There’s also nothing in the bill text that would guarantee the consideration of affordability when selling public lands for housing, adds Tim D. Peterson, Cultural Landscapes Director at Grand Canyon Trust. “This could be a classic bait and switch,” he says. “Though the proposed bill would give priority consideration to sell public lands near communities and infrastructure, there’s no actual requirement to do so, opening a huge loophole that would lead to trophy homes in natural areas for the same billionaires that would stand to benefit most from an extension of President Trump’s tax cuts that the sales would fund.”

When it comes to affordable housing, Lute argues that real solutions lie in building within existing communities where water, roads, and services already exist, not sprawling into wildlands that support biodiversity. “Western gateway communities depend on public lands for their economies—whether it’s recreation or guiding,” Lute adds. “Selling these lands undercuts local livelihoods and won’t solve the housing crisis.”

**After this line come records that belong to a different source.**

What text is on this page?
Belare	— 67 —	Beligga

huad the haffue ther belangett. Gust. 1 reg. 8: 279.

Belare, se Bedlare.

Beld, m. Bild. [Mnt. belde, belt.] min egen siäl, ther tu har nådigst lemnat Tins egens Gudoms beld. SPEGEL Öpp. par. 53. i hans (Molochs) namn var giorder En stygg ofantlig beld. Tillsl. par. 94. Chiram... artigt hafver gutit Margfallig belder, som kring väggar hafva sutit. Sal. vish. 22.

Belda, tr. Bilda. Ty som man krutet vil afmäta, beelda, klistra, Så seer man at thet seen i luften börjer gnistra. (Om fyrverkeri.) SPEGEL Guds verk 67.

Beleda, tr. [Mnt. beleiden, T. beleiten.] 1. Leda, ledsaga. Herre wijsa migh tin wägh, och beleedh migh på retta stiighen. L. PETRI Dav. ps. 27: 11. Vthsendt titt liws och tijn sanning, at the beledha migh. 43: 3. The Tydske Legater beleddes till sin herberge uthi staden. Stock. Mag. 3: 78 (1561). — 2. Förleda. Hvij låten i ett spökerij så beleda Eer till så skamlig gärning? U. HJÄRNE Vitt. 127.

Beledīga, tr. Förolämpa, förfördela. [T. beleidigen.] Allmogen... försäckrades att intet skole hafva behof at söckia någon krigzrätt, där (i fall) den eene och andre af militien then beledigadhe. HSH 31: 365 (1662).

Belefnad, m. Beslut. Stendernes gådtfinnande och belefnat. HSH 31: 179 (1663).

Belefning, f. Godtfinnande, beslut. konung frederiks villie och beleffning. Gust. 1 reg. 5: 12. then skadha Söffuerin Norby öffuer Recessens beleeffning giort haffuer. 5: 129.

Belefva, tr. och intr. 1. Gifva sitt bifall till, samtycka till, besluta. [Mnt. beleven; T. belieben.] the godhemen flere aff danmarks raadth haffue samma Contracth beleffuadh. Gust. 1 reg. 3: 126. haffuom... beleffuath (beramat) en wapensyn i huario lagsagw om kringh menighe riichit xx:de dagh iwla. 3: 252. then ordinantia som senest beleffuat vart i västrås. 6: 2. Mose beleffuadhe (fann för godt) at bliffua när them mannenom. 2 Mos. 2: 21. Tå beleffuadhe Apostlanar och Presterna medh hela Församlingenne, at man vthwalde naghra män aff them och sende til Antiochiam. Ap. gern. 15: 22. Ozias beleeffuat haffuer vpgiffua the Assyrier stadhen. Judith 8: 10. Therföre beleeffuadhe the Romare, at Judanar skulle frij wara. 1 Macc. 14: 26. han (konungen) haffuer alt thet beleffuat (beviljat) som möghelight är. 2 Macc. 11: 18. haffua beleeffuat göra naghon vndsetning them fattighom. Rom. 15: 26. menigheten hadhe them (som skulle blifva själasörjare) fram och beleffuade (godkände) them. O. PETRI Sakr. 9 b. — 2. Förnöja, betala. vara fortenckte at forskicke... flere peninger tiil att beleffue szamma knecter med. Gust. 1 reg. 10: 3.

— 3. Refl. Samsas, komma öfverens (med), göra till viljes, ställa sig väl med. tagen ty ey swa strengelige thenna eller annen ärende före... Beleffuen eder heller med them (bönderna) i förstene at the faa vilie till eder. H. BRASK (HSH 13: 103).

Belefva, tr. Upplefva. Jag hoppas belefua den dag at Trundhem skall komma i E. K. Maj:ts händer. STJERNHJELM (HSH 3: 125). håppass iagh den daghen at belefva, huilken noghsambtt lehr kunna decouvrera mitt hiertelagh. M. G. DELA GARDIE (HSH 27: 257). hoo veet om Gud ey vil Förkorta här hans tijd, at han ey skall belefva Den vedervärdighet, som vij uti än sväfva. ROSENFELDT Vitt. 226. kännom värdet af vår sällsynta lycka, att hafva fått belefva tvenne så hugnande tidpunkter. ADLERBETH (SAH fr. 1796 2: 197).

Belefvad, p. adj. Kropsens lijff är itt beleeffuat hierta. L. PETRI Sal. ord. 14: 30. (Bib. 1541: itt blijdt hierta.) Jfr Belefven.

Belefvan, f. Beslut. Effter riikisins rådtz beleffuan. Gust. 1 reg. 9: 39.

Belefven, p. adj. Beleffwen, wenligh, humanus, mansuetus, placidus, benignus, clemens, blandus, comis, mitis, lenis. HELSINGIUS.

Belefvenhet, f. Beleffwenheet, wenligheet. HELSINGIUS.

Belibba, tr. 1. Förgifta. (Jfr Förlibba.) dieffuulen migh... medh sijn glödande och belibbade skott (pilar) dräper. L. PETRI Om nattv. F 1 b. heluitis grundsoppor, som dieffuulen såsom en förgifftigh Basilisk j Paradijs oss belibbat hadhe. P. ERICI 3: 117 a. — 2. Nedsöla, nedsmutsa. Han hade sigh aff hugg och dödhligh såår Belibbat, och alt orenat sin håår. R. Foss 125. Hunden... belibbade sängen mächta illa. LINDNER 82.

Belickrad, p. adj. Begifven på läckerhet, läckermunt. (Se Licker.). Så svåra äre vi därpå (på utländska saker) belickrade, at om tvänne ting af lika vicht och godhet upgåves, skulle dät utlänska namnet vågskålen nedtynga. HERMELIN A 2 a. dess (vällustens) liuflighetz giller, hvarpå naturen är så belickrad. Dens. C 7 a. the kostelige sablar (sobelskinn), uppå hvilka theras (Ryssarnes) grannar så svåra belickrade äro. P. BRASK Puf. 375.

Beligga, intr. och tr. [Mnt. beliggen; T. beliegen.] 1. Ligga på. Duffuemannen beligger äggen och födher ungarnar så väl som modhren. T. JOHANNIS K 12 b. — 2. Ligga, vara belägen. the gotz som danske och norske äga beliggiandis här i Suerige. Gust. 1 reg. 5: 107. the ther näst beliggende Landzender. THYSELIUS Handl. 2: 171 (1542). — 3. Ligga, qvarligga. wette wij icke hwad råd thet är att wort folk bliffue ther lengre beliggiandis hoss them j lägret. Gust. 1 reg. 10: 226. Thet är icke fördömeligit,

The threat to biodiversity  


If the One Big Beautiful Bill Act goes through, Americans will lose access to millions of public acres: sites of recreational activities like camping, hunting, fishing, birdwatching, hiking, and exploring. The threats to wildlife and our ability to curb climate change, however, are also huge, says Michael Carroll, BLM Campaigns Director The Wilderness Society.

With more environmental degradation and pollution from development and smaller agency staff comes an increased risk of wildfire, he warns. A land sell-off could also lead to more habitat fragmentation—aka, the division of a large swath of habitat into smaller chunks. “This could sever habitat connectivity and isolate wildlife populations to smaller and smaller areas,” he says. 

Building on public lands also stands to impede their ability to serve as a climate solution. “Opening these lands to more development through selling them off will only increase the carbon that is created by these lands and pave over their ability to serve as a carbon sink,” Carroll explains.

Plus, when public land sales open up, it’s often the worst environmental culprits that come out of the woodwork to scoop them up. “Too often, land sales invite extractive industries like oil and gas exploration or mining. Even lands used for livestock production are frequently subdivided when property values rise or are leased to even more extractive industries once they’re degraded by grazing,” says Lute of Wildlife for All. “These transitions degrade habitat, displace wildlife, and erase already dwindling public access.” 


What you can do

The Senate could soon vote on the One Big Beautiful Bill Act, which means the time to act is now. Here’s what you can do to push back.

1. Call or write your senator and tell them not to support the One Big Beautiful Bill Act.
2. Get involved with local conservation organizations and help organize people to defend the idea of shared public land and public access.
3. Contact your local elected officials to speak out in support of public lands and the benefits they bring to your communities.
4. Write letters to the editor of your local paper and post your opposition on social media.
5. Use public lands. Get to know these places and the people who depend upon them, and share your stories widely.